The Company’s medical device segment revenue is primarily generated through the sale and rental of the Ekso GT and associated software (SmartAssist and VariableAssist), and sale of accessories, and support and maintenance contracts (Ekso Care). Revenue from medical device product sales is recognized at the point in time when control of the product transfers to the customer. Transfer of control generally occurs upon shipment from the Company’s facility for sales of the Ekso GT, software, and accessories. Ekso Care support and maintenance contracts extend coverage beyond the Company’s standard warranty agreements. The separately priced Ekso Care contracts range from 12 to 48 months. The Company receives payment at the inception of the contract and recognize revenue over the term of the agreement. Revenue from medical device leases is recognized over the lease term, typically over 12 months.
The Company’s industrial device segment revenue is generated by the sales of the upper body exoskeleton (EksoVest) and the support arm (EksoZeroG). Revenue from industrial device sales is recognized at the point in time when control of the product transfers to the customer. Transfer of control generally occurs upon shipment from the Company’s facility.
Research and Development
Research and development costs consist of costs incurred for internal research and development activities.
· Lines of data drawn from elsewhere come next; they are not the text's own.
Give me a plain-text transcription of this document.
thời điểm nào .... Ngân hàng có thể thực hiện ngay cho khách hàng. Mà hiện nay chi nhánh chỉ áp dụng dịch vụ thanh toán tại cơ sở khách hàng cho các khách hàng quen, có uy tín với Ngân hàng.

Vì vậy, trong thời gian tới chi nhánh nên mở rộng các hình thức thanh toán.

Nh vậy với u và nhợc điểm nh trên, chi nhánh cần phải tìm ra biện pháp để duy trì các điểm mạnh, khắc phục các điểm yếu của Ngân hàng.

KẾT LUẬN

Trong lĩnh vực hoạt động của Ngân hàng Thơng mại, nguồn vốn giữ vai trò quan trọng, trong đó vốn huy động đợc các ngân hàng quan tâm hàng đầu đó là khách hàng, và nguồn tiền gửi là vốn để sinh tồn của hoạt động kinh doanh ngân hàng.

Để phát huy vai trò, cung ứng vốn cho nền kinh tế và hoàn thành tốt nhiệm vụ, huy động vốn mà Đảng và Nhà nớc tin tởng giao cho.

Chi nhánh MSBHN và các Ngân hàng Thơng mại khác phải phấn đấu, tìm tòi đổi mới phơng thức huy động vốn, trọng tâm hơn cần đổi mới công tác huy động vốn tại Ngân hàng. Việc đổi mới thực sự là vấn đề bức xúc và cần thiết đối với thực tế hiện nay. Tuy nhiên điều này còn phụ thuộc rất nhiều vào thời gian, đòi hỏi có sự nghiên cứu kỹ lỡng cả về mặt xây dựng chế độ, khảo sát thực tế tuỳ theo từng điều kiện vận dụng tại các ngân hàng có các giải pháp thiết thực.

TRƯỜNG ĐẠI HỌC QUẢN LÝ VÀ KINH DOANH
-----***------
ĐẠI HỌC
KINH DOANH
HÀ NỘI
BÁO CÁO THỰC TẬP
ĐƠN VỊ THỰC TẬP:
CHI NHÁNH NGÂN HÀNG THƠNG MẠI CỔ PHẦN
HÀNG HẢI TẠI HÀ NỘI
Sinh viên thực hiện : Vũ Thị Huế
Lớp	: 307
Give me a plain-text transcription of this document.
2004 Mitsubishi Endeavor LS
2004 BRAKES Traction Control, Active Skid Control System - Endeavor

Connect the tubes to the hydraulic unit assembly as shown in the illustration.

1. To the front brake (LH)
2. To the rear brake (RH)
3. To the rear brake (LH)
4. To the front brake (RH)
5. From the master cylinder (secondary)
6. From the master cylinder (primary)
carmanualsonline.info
These costs primarily include salaries and other personnel-related expenses, contractor fees, legal fees associated with developing and maintaining intellectual property, facility costs, supplies, and depreciation of equipment associated with the design and development of new products prior to the establishment of their technological feasibility. Such costs are expensed as incurred.
Advertising costs are recorded in sales and marketing expense as incurred. Advertising expense was $123 and $160 for the years ended December 31, 2018 and 2017, respectively.